Simplikasi Sistem Cukai dan Pajak IHT Akan Tingkatkan Penerimaan Negara - 28 Apr 2014
Perlu dilakukan simplifikasi sistem cukai dan pajak Industri Hasil Tembakau (IHT) untuk meningkatkan penyerapan tenaga kerja dan penerimaan negara melalui cukai dan pajak.
Gagasan tersebut dibahas lebih lanjut oleh CIDES melalui penyelenggaraan CIDES Fiscal Policy Rountable di Jakarta, Senin (21/4) malam, dikarenakan adanya sejumlah tantangan yang dihadapi berkaitan dengan IHT, diantaranya adalah belum terwujudnya iklim kompetisi yang sehat, harga ditingkat konsumen yang terdistorsi, mutu tembakau dan pasokan tembakau tidak sesuai dengan kebutuhan, adanya ketidakpastian usaha, serta sistem cukai dan pajak yang rumit, sehingga tidak optimal meningkatkan penerimaan negara dan ketenagakerjaan.

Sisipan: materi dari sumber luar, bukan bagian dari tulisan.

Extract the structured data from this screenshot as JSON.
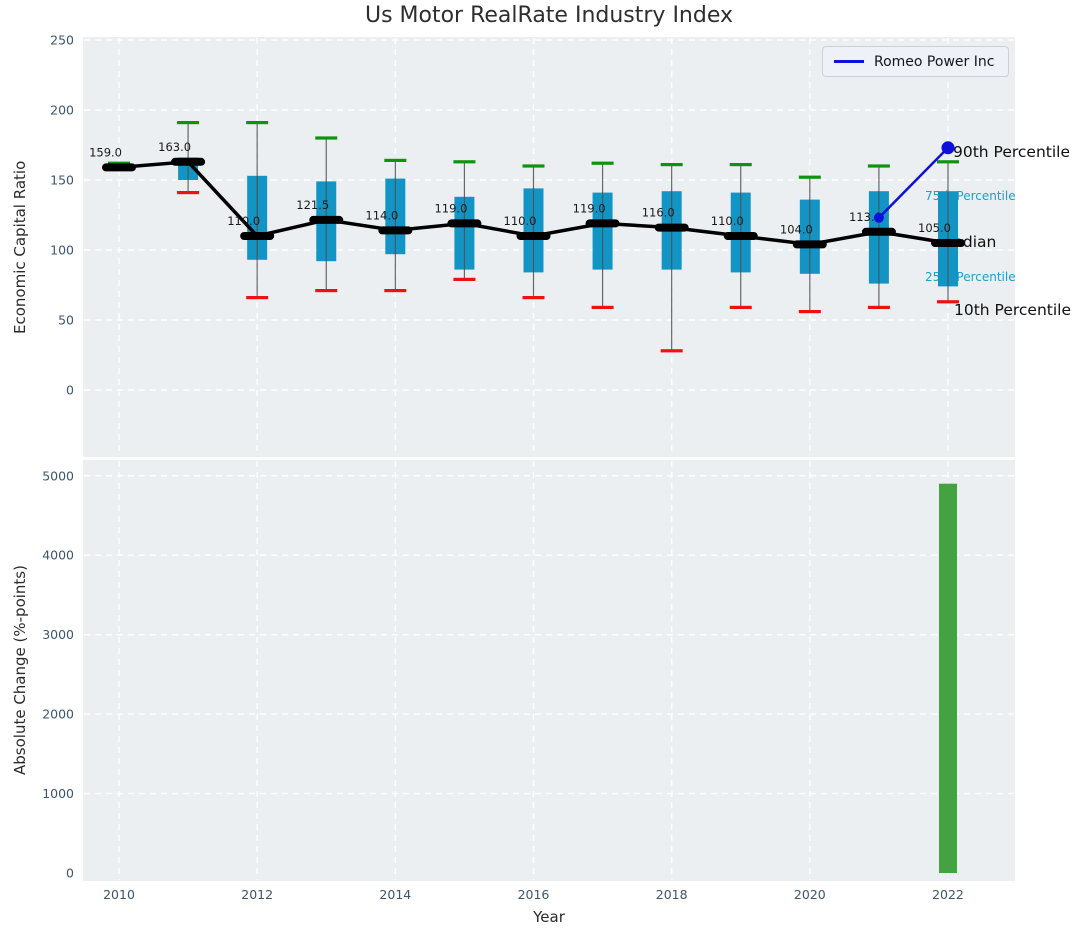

Produksi Tembakau di Indonesia meningkat dari 174,7 ribu ton pada 2008 menjadi 263,7 ribu ton pada 2012. Produksi rokok dari tahun ke tahun cenderung meningkat, dari 220,7 miliar batang pada 2005 menjadi 326,8 miliar batang pada 2012. Konsumsi rokok dari tahun ke tahun juga meningkat, dari 228,1 miliar batang 2005 menjadi 271,1 miliar batang 2012.
Sampai dengan 2013, rokok dikenakan dua jenis pajak, yakni : cukai hasil tembakau yang tarifnya antara Rp80-380, (berbeda-beda antara jenis rokok/golongan produksi); dan Pajak Pertambangan Nilai (PPN) sebesar 8,4% dari Harga Jual Eceran (HJE). Kebijakan cukai rokok belum efektif dalam meredam kenaikan konsumsi rokok di Indonesia, karena kenaikan produksi dipicu oleh permintaan yang tetap tinggi. Penambahan dana pajak rokok sebesar 10% yang mulai diberlakukan pada Januari 2014 ternyata bisa meningkatkan kapasitas fiskal, baik itu ditingkat provinsi maupun kabupaten. Pajak rokok sebesar 10% akan meningkatkan kapasitas fiskal daerah, dimana total dana yang akan dibagihasilkan ke provinsi sebesar Rp10 triliun guna meningkatkan pembiayaan kesehatan di tingkat daerah.